As mentioned in a previous post, I often need to compute simple and basic statistics of my datasets. In another previous post, I’ve performed some benchmarks with several PERL modules for simple statistic computing (now, you know which modules to use in your script). Finally, to characterize my datasets, I also perform some basic statistical tests, as t test, for instance. Initially, I wrote values in files, loaded them in R and perform a t test using the t.test() function. But, if you have to perform many tests, with methods will be quickly boring, so I undertake to search for a PERL module that does the same thing. One thing I really love about PERL and CPAN is that you will always find a module for your needs! And guess what? I’ve found the Statistics::TTest module…
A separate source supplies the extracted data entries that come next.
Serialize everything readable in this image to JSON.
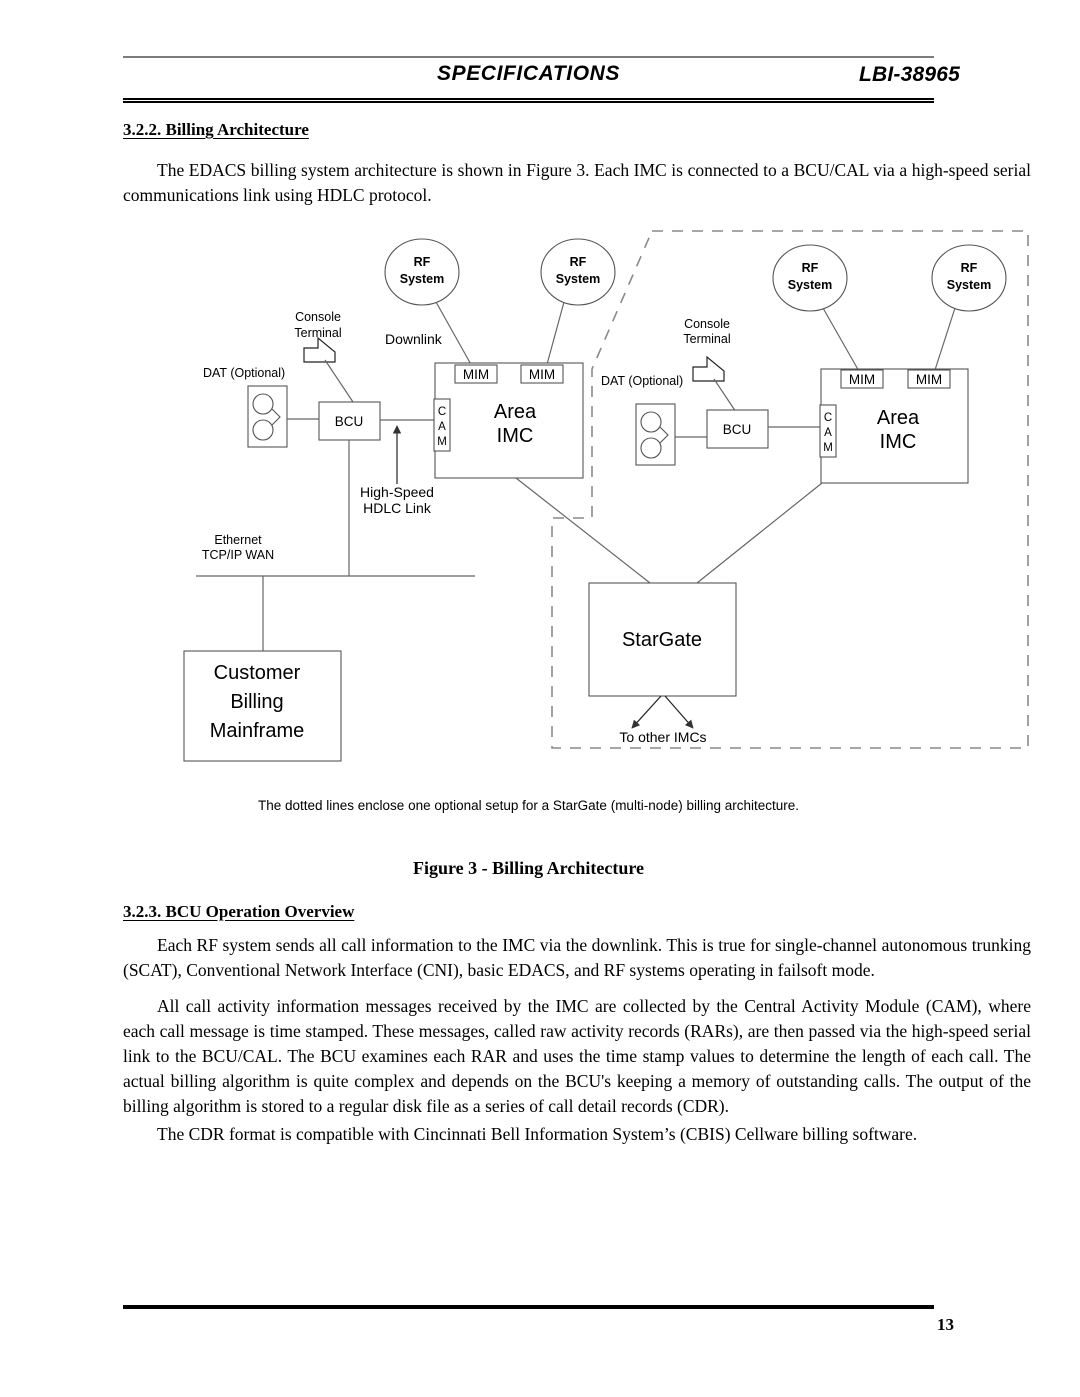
{
  "header": {
    "title": "SPECIFICATIONS",
    "doc_number": "LBI-38965"
  },
  "sections": {
    "s322_heading": "3.2.2.  Billing Architecture",
    "s322_para1": "The EDACS billing system architecture is shown in Figure 3.  Each IMC is connected to a BCU/CAL via a high-speed serial communications link using HDLC protocol.",
    "s323_heading": "3.2.3.  BCU Operation Overview",
    "s323_para1": "Each RF system sends all call information to the IMC via the downlink.  This is true for single-channel autonomous trunking (SCAT), Conventional Network Interface (CNI), basic EDACS, and RF systems operating in failsoft mode.",
    "s323_para2": "All call activity information messages received by the IMC are collected by the Central Activity Module (CAM), where each call message is time stamped.  These messages, called raw activity records (RARs), are then passed via the high-speed serial link to the BCU/CAL.  The BCU examines each RAR and uses the time stamp values to determine the length of each call.  The actual billing algorithm is quite complex and depends on the BCU's keeping a memory of outstanding calls.  The output of the billing algorithm is stored to a regular disk file as a series of call detail records (CDR).",
    "s323_para3": "The CDR format is compatible with Cincinnati Bell Information System’s (CBIS) Cellware billing software."
  },
  "figure": {
    "note": "The dotted lines enclose one optional setup for a StarGate (multi-node) billing architecture.",
    "caption": "Figure 3 - Billing Architecture"
  },
  "diagram": {
    "node_left": {
      "rf1_line1": "RF",
      "rf1_line2": "System",
      "rf2_line1": "RF",
      "rf2_line2": "System",
      "console_line1": "Console",
      "console_line2": "Terminal",
      "dat": "DAT (Optional)",
      "bcu": "BCU",
      "downlink": "Downlink",
      "mim1": "MIM",
      "mim2": "MIM",
      "cam_c": "C",
      "cam_a": "A",
      "cam_m": "M",
      "imc_line1": "Area",
      "imc_line2": "IMC",
      "hdlc_line1": "High-Speed",
      "hdlc_line2": "HDLC Link",
      "ethernet_line1": "Ethernet",
      "ethernet_line2": "TCP/IP WAN",
      "mainframe_line1": "Customer",
      "mainframe_line2": "Billing",
      "mainframe_line3": "Mainframe"
    },
    "node_right": {
      "rf1_line1": "RF",
      "rf1_line2": "System",
      "rf2_line1": "RF",
      "rf2_line2": "System",
      "console_line1": "Console",
      "console_line2": "Terminal",
      "dat": "DAT (Optional)",
      "bcu": "BCU",
      "mim1": "MIM",
      "mim2": "MIM",
      "cam_c": "C",
      "cam_a": "A",
      "cam_m": "M",
      "imc_line1": "Area",
      "imc_line2": "IMC"
    },
    "stargate": {
      "label": "StarGate",
      "to_other": "To other IMCs"
    },
    "colors": {
      "line": "#555555",
      "dashed_boundary": "#8a8a8a",
      "text": "#000000"
    }
  },
  "footer": {
    "page_number": "13"
  }
}
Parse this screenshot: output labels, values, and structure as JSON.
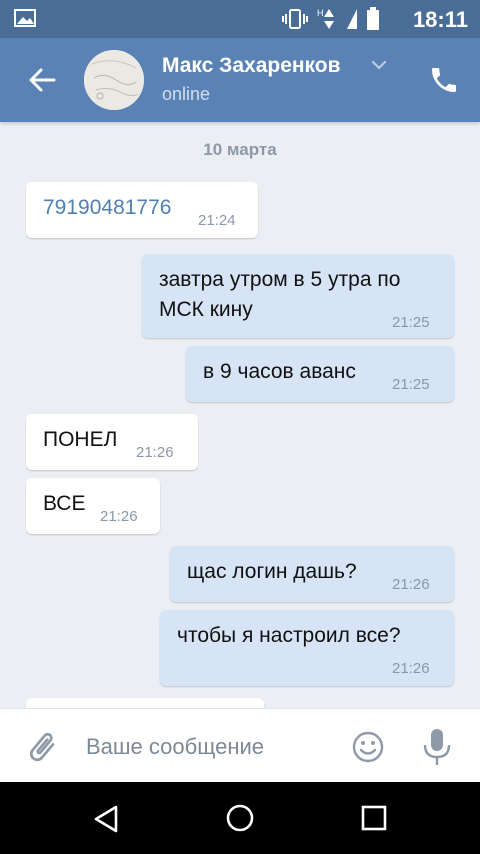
{
  "status_bar": {
    "time": "18:11",
    "icons": [
      "image-icon",
      "vibrate-icon",
      "network-h-icon",
      "signal-icon",
      "battery-icon"
    ],
    "network_label": "H"
  },
  "header": {
    "contact_name": "Макс Захаренков",
    "status": "online",
    "icons": [
      "back-arrow-icon",
      "chevron-down-icon",
      "phone-icon"
    ]
  },
  "chat": {
    "date_separator": "10 марта",
    "messages": [
      {
        "direction": "in",
        "text": "79190481776",
        "time": "21:24",
        "is_link": true
      },
      {
        "direction": "out",
        "text_lines": [
          "завтра утром в 5 утра по",
          "МСК кину"
        ],
        "time": "21:25"
      },
      {
        "direction": "out",
        "text": "в 9 часов аванс",
        "time": "21:25"
      },
      {
        "direction": "in",
        "text": "ПОНЕЛ",
        "time": "21:26"
      },
      {
        "direction": "in",
        "text": "ВСЕ",
        "time": "21:26"
      },
      {
        "direction": "out",
        "text": "щас логин дашь?",
        "time": "21:26"
      },
      {
        "direction": "out",
        "text": "чтобы я настроил все?",
        "time": "21:26"
      }
    ]
  },
  "input": {
    "placeholder": "Ваше сообщение",
    "value": "",
    "icons": [
      "paperclip-icon",
      "emoji-icon",
      "microphone-icon"
    ]
  },
  "nav_bar": {
    "icons": [
      "nav-back-icon",
      "nav-home-icon",
      "nav-recents-icon"
    ]
  },
  "colors": {
    "status_bar": "#4a6d98",
    "header": "#5b82b4",
    "chat_background": "#ebeff3",
    "incoming_bubble": "#ffffff",
    "outgoing_bubble": "#d6e4f5",
    "link": "#4f7fb3"
  }
}
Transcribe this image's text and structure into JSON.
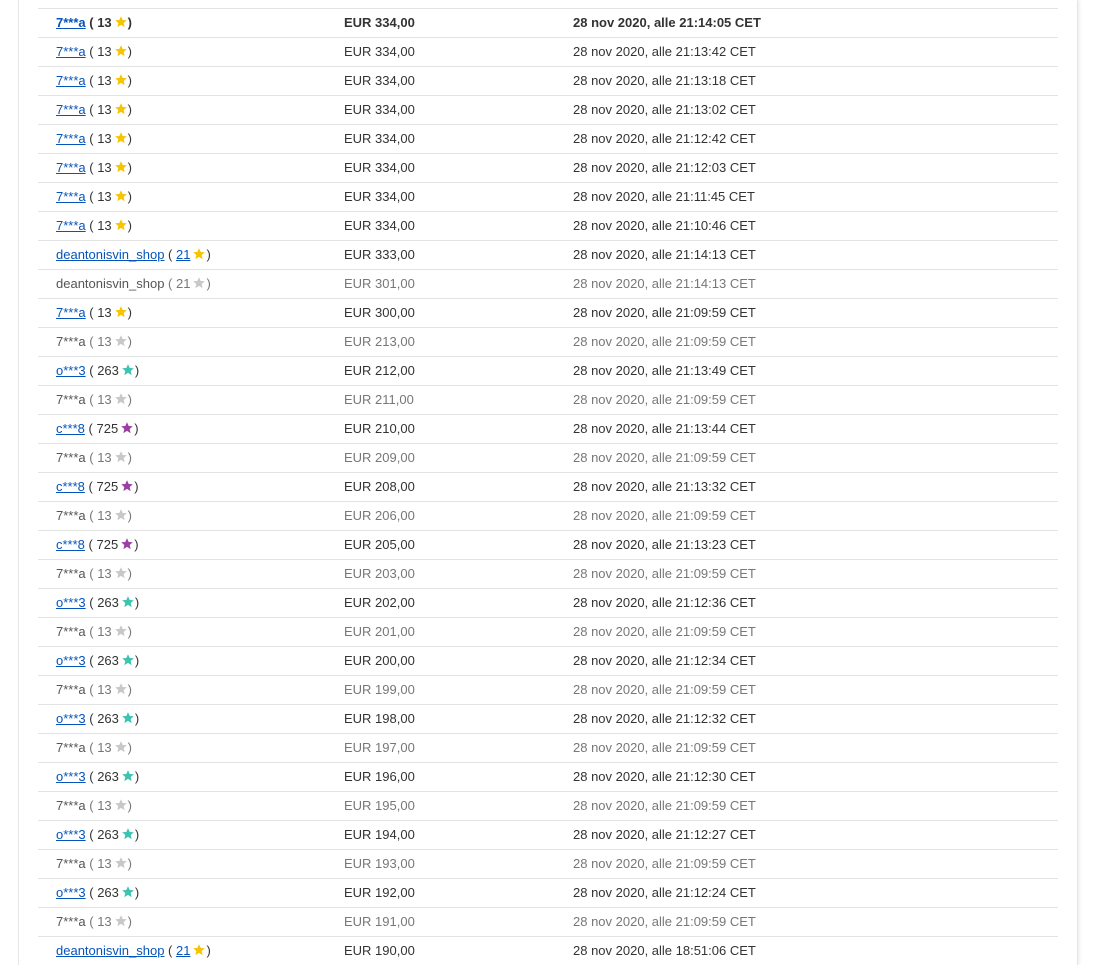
{
  "colors": {
    "link": "#0654ba",
    "star_yellow": "#f7c400",
    "star_gray": "#c8c8c8",
    "star_turquoise": "#3cc3b1",
    "star_purple": "#9b3fa4"
  },
  "bids": [
    {
      "bidder": "7***a",
      "feedback": "13",
      "star": "yellow",
      "amount": "EUR 334,00",
      "time": "28 nov 2020, alle 21:14:05 CET",
      "linked": true,
      "fb_linked": false,
      "retracted": false,
      "top": true
    },
    {
      "bidder": "7***a",
      "feedback": "13",
      "star": "yellow",
      "amount": "EUR 334,00",
      "time": "28 nov 2020, alle 21:13:42 CET",
      "linked": true,
      "fb_linked": false,
      "retracted": false,
      "top": false
    },
    {
      "bidder": "7***a",
      "feedback": "13",
      "star": "yellow",
      "amount": "EUR 334,00",
      "time": "28 nov 2020, alle 21:13:18 CET",
      "linked": true,
      "fb_linked": false,
      "retracted": false,
      "top": false
    },
    {
      "bidder": "7***a",
      "feedback": "13",
      "star": "yellow",
      "amount": "EUR 334,00",
      "time": "28 nov 2020, alle 21:13:02 CET",
      "linked": true,
      "fb_linked": false,
      "retracted": false,
      "top": false
    },
    {
      "bidder": "7***a",
      "feedback": "13",
      "star": "yellow",
      "amount": "EUR 334,00",
      "time": "28 nov 2020, alle 21:12:42 CET",
      "linked": true,
      "fb_linked": false,
      "retracted": false,
      "top": false
    },
    {
      "bidder": "7***a",
      "feedback": "13",
      "star": "yellow",
      "amount": "EUR 334,00",
      "time": "28 nov 2020, alle 21:12:03 CET",
      "linked": true,
      "fb_linked": false,
      "retracted": false,
      "top": false
    },
    {
      "bidder": "7***a",
      "feedback": "13",
      "star": "yellow",
      "amount": "EUR 334,00",
      "time": "28 nov 2020, alle 21:11:45 CET",
      "linked": true,
      "fb_linked": false,
      "retracted": false,
      "top": false
    },
    {
      "bidder": "7***a",
      "feedback": "13",
      "star": "yellow",
      "amount": "EUR 334,00",
      "time": "28 nov 2020, alle 21:10:46 CET",
      "linked": true,
      "fb_linked": false,
      "retracted": false,
      "top": false
    },
    {
      "bidder": "deantonisvin_shop",
      "feedback": "21",
      "star": "yellow",
      "amount": "EUR 333,00",
      "time": "28 nov 2020, alle 21:14:13 CET",
      "linked": true,
      "fb_linked": true,
      "retracted": false,
      "top": false
    },
    {
      "bidder": "deantonisvin_shop",
      "feedback": "21",
      "star": "gray",
      "amount": "EUR 301,00",
      "time": "28 nov 2020, alle 21:14:13 CET",
      "linked": false,
      "fb_linked": false,
      "retracted": true,
      "top": false
    },
    {
      "bidder": "7***a",
      "feedback": "13",
      "star": "yellow",
      "amount": "EUR 300,00",
      "time": "28 nov 2020, alle 21:09:59 CET",
      "linked": true,
      "fb_linked": false,
      "retracted": false,
      "top": false
    },
    {
      "bidder": "7***a",
      "feedback": "13",
      "star": "gray",
      "amount": "EUR 213,00",
      "time": "28 nov 2020, alle 21:09:59 CET",
      "linked": false,
      "fb_linked": false,
      "retracted": true,
      "top": false
    },
    {
      "bidder": "o***3",
      "feedback": "263",
      "star": "turquoise",
      "amount": "EUR 212,00",
      "time": "28 nov 2020, alle 21:13:49 CET",
      "linked": true,
      "fb_linked": false,
      "retracted": false,
      "top": false
    },
    {
      "bidder": "7***a",
      "feedback": "13",
      "star": "gray",
      "amount": "EUR 211,00",
      "time": "28 nov 2020, alle 21:09:59 CET",
      "linked": false,
      "fb_linked": false,
      "retracted": true,
      "top": false
    },
    {
      "bidder": "c***8",
      "feedback": "725",
      "star": "purple",
      "amount": "EUR 210,00",
      "time": "28 nov 2020, alle 21:13:44 CET",
      "linked": true,
      "fb_linked": false,
      "retracted": false,
      "top": false
    },
    {
      "bidder": "7***a",
      "feedback": "13",
      "star": "gray",
      "amount": "EUR 209,00",
      "time": "28 nov 2020, alle 21:09:59 CET",
      "linked": false,
      "fb_linked": false,
      "retracted": true,
      "top": false
    },
    {
      "bidder": "c***8",
      "feedback": "725",
      "star": "purple",
      "amount": "EUR 208,00",
      "time": "28 nov 2020, alle 21:13:32 CET",
      "linked": true,
      "fb_linked": false,
      "retracted": false,
      "top": false
    },
    {
      "bidder": "7***a",
      "feedback": "13",
      "star": "gray",
      "amount": "EUR 206,00",
      "time": "28 nov 2020, alle 21:09:59 CET",
      "linked": false,
      "fb_linked": false,
      "retracted": true,
      "top": false
    },
    {
      "bidder": "c***8",
      "feedback": "725",
      "star": "purple",
      "amount": "EUR 205,00",
      "time": "28 nov 2020, alle 21:13:23 CET",
      "linked": true,
      "fb_linked": false,
      "retracted": false,
      "top": false
    },
    {
      "bidder": "7***a",
      "feedback": "13",
      "star": "gray",
      "amount": "EUR 203,00",
      "time": "28 nov 2020, alle 21:09:59 CET",
      "linked": false,
      "fb_linked": false,
      "retracted": true,
      "top": false
    },
    {
      "bidder": "o***3",
      "feedback": "263",
      "star": "turquoise",
      "amount": "EUR 202,00",
      "time": "28 nov 2020, alle 21:12:36 CET",
      "linked": true,
      "fb_linked": false,
      "retracted": false,
      "top": false
    },
    {
      "bidder": "7***a",
      "feedback": "13",
      "star": "gray",
      "amount": "EUR 201,00",
      "time": "28 nov 2020, alle 21:09:59 CET",
      "linked": false,
      "fb_linked": false,
      "retracted": true,
      "top": false
    },
    {
      "bidder": "o***3",
      "feedback": "263",
      "star": "turquoise",
      "amount": "EUR 200,00",
      "time": "28 nov 2020, alle 21:12:34 CET",
      "linked": true,
      "fb_linked": false,
      "retracted": false,
      "top": false
    },
    {
      "bidder": "7***a",
      "feedback": "13",
      "star": "gray",
      "amount": "EUR 199,00",
      "time": "28 nov 2020, alle 21:09:59 CET",
      "linked": false,
      "fb_linked": false,
      "retracted": true,
      "top": false
    },
    {
      "bidder": "o***3",
      "feedback": "263",
      "star": "turquoise",
      "amount": "EUR 198,00",
      "time": "28 nov 2020, alle 21:12:32 CET",
      "linked": true,
      "fb_linked": false,
      "retracted": false,
      "top": false
    },
    {
      "bidder": "7***a",
      "feedback": "13",
      "star": "gray",
      "amount": "EUR 197,00",
      "time": "28 nov 2020, alle 21:09:59 CET",
      "linked": false,
      "fb_linked": false,
      "retracted": true,
      "top": false
    },
    {
      "bidder": "o***3",
      "feedback": "263",
      "star": "turquoise",
      "amount": "EUR 196,00",
      "time": "28 nov 2020, alle 21:12:30 CET",
      "linked": true,
      "fb_linked": false,
      "retracted": false,
      "top": false
    },
    {
      "bidder": "7***a",
      "feedback": "13",
      "star": "gray",
      "amount": "EUR 195,00",
      "time": "28 nov 2020, alle 21:09:59 CET",
      "linked": false,
      "fb_linked": false,
      "retracted": true,
      "top": false
    },
    {
      "bidder": "o***3",
      "feedback": "263",
      "star": "turquoise",
      "amount": "EUR 194,00",
      "time": "28 nov 2020, alle 21:12:27 CET",
      "linked": true,
      "fb_linked": false,
      "retracted": false,
      "top": false
    },
    {
      "bidder": "7***a",
      "feedback": "13",
      "star": "gray",
      "amount": "EUR 193,00",
      "time": "28 nov 2020, alle 21:09:59 CET",
      "linked": false,
      "fb_linked": false,
      "retracted": true,
      "top": false
    },
    {
      "bidder": "o***3",
      "feedback": "263",
      "star": "turquoise",
      "amount": "EUR 192,00",
      "time": "28 nov 2020, alle 21:12:24 CET",
      "linked": true,
      "fb_linked": false,
      "retracted": false,
      "top": false
    },
    {
      "bidder": "7***a",
      "feedback": "13",
      "star": "gray",
      "amount": "EUR 191,00",
      "time": "28 nov 2020, alle 21:09:59 CET",
      "linked": false,
      "fb_linked": false,
      "retracted": true,
      "top": false
    },
    {
      "bidder": "deantonisvin_shop",
      "feedback": "21",
      "star": "yellow",
      "amount": "EUR 190,00",
      "time": "28 nov 2020, alle 18:51:06 CET",
      "linked": true,
      "fb_linked": true,
      "retracted": false,
      "top": false
    }
  ]
}
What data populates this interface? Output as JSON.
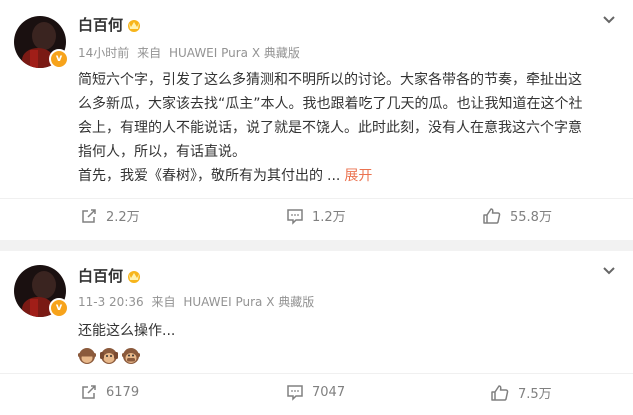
{
  "posts": [
    {
      "author": "白百何",
      "time": "14小时前",
      "source_prefix": "来自",
      "source": "HUAWEI Pura X 典藏版",
      "text_lines": [
        "简短六个字，引发了这么多猜测和不明所以的讨论。大家各带各的节奏，牵扯出这",
        "么多新瓜，大家该去找“瓜主”本人。我也跟着吃了几天的瓜。也让我知道在这个社",
        "会上，有理的人不能说话，说了就是不饶人。此时此刻，没有人在意我这六个字意",
        "指何人，所以，有话直说。"
      ],
      "last_line": "首先，我爱《春树》，敬所有为其付出的",
      "ellipsis": "...",
      "expand_label": "展开",
      "reposts": "2.2万",
      "comments": "1.2万",
      "likes": "55.8万"
    },
    {
      "author": "白百何",
      "time": "11-3 20:36",
      "source_prefix": "来自",
      "source": "HUAWEI Pura X 典藏版",
      "text": "还能这么操作...",
      "emojis": [
        "see-no-evil-monkey",
        "hear-no-evil-monkey",
        "speak-no-evil-monkey"
      ],
      "reposts": "6179",
      "comments": "7047",
      "likes": "7.5万"
    }
  ],
  "colors": {
    "verified_badge": "#f7a31b",
    "expand_link": "#eb7350",
    "meta_text": "#939393",
    "action_text": "#808080",
    "page_bg": "#f2f2f2"
  }
}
And second great thing is… that this module is really simple to use, juste type:

use Statistics::TTest;
my @Data1 = ( array of value);
my @Data2 = ( array of value);
my $ttest = new Statistics::TTest;
$ttest->set_significance(95);
$ttest->load_data(\@R_nodup,\@R_alldup);
$ttest->output_t_test();

It will perform a t test between your two dataset (in @Data1 et @Data2) et you will get such output on screen:

*****************************************************
Summary from the observed values of the sample 1:
sample size= 547 , degree of freedom=546
mean=0.0475802079237217 , variance=0.353389091675633
standard deviation=0.594465383075948 , standard error=0.0254175043571037
the estimate of the mean is 0.0475802079237217 +/- 0.0499276038086589
or (-0.00234739588493724 to 0.0975078117323805 ) with 95 % of confidence
t-statistic=T=1.87194648440864 , Prob >|T|=0.0617439999999999
*****************************************************
Summary from the observed values of the sample 2:
sample size= 17 , degree of freedom=16
mean=0.309487901019442 , variance=0.370557765440336
standard deviation=0.608734560740834 , standard error=0.147639817170496
the estimate of the mean is 0.309487901019442 +/- 0.312981648419734
or (-0.00349374740029174 to 0.622469549439176 ) with 95 % of confidence
t-statistic=T=2.09623600835297 , Prob >|T|=0.052318
*****************************************************
Comparison of these 2 independent samples.
F-statistic=1.04858291941977 , cutoff F-statistic=1.8274 with alpha level=0.05 and df =(16,546)
equal variance assumption is accepted(not rejected) since F-statistic < cutoff F-statistic
degree of freedom=562 , t-statistic=T=1.78772255292605 Prob >|T|=0.07436
the null hypothesis (the 2 samples have the same mean) is not rejected since the alpha level is 0.05
difference of the mean=-0.26190769309572, standard error=0.146503545903722
the estimate of the difference of the mean is -0.26190769309572 +/- 0.287762264864091
or (-0.549669957959811 to 0.0258545717683704 ) with 95 % of confidence

If you are a bit confused by the amount of data printed on screen, you can also access directly to specific values with some methods. For instance, if you wish to print only the t value, df, p-value, you can use the following methods (more methods are available in the CPAN man pages):

use Statistics::TTest;
my @Data1 = ( array of value);
my @Data2 = ( array of value);
my $ttest = new Statistics::TTest;
$ttest->set_significance(95);
$ttest->load_data(\@R_nodup,\@R_alldup);
my $t = $ttest->t_statistic;
my $df = $ttest->df;
my $prob = $ttest->{t_prob};
my $test = $ttest->null_hypothesis();
print "t=$t (df = $df) - p-value = $prob\nNull hypothesis is $test\n";

That will give you such output:

t=1.78772255292605 (df = 562) - p-value = 0.07436
Null hypothesis is not rejected

Okay, using t test computation in PERL is nice, but someone could argue me that built-in function in R is quite good, too… And, it’s not so difficult to export data to files… Yep, you’re right… But, this module provides one (really) nice feature: it makes a F-test to check for the equal variance assumption before computing the t test (you know, it’s the var.equal flag sets to FALSE by default in R). Then, the calculation method will be different according to the F test result…

So, finally, this module is fast enough, easy to implement and doesn’t require to export data from PERL scripts.